生き方についての小さな目標
そこにあって当然、ではない。
スポーツの競技大会を支える存在として、学連という組織がある。各大学から一定数の学生選手・マネージャーが送り出され、様々な大会の準備、運営、片付けに携わる。例えば水泳では「折り返し」「通告」「PT」「出発」「計時」「記録」「会場」「受付」「招集」「進行」の各パートに分かれ、大会中はそれぞれの役割を複数人で分担しながら果たしている。
彼らの働きがなければ、競技は成立しない。もし学連が存在しなければ、スタートの合図をする人がおらず、失格か否かの確認をする人もいず、きちんとレースに来ているかどうか確認する人だっていない。秒単位で時間を管理する進行係がいなければ、そもそもタイムスケジュールなんて有名無実化してしまう。彼らは重要な役割を担う必要不可欠な存在なのだ。
学連の学生だってもちろん、選手なら自分のレースがあり、マネージャーは選手のサポートとタイムの管理がある。与えられた役割をこなしつつ、自分の本来の目的(=自己ベストを更新することや、選手をケアすること)をも充分に達成するのは簡単なことではない。
しかし、その働きは決して目立たない。選手もマネージャーも、彼らの努力に気付くことはほとんどなく、ただ試合が予定通りにきっちり進められることを当然のように受け入れている。関わったことがないからその大変さが分からないし、意識しないから認識できない。それを非難しようとは思わない。世の中そういうものなのだ。

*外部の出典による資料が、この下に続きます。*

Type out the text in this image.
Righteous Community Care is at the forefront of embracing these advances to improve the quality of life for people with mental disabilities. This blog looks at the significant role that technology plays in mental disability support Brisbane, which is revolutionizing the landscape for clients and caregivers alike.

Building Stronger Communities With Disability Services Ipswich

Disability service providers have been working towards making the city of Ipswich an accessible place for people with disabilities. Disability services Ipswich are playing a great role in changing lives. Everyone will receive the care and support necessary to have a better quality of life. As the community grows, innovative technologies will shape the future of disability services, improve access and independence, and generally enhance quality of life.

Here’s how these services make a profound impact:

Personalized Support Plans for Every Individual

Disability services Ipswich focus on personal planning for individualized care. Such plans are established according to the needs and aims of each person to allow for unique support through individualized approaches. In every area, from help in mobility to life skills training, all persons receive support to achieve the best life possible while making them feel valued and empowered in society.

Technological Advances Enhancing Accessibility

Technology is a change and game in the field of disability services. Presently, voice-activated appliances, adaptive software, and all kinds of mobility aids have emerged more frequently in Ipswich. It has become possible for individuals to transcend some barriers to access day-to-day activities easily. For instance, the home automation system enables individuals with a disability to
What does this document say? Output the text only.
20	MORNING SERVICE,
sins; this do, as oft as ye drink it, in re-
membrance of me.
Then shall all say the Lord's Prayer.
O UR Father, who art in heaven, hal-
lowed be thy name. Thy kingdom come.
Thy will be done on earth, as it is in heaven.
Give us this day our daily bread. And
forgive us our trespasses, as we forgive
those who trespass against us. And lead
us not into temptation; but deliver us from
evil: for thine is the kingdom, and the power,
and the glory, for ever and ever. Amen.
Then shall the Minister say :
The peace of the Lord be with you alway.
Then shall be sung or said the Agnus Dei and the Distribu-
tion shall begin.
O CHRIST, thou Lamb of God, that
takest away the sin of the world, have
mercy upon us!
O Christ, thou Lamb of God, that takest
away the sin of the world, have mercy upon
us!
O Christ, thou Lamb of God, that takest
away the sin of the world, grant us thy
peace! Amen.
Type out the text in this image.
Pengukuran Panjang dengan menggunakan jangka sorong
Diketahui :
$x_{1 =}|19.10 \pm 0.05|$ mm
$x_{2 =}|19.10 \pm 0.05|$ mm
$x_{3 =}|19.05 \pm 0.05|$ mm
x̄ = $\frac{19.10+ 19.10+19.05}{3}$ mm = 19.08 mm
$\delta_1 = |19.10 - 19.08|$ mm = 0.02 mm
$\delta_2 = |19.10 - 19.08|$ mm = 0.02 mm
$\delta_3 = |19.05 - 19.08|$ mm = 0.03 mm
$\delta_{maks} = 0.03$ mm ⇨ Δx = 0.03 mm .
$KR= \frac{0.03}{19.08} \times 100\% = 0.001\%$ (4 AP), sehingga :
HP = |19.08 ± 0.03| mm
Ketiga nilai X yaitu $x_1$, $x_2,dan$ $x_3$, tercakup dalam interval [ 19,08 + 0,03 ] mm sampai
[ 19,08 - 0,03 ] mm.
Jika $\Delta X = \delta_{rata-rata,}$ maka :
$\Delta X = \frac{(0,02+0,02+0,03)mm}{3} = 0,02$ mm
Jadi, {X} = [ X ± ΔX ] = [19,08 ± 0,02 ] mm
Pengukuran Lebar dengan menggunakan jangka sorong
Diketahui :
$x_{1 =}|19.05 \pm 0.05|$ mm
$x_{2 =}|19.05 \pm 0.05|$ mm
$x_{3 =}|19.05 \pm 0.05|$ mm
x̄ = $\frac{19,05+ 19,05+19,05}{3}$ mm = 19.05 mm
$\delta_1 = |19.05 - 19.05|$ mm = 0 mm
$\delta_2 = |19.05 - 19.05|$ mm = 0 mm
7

私は学連を経験して、「縁の下の力持ち」という言葉をありありと実感した。決して楽なお仕事ではないけれど、一言「ありがとう」と言ってもらえるだけで、いつも嬉しい気持ちになる。頑張った甲斐があったと思える。
そして、これはおそらくスポーツに限った話ではない。普段の生活においても、今見ている範囲を時間的・空間的に押し広げてみて、縁の下を支える存在を探してみよう。そして、常に感謝を忘れないで生きていきたい。また、その感謝を素直に伝えられる人でありたいと思う。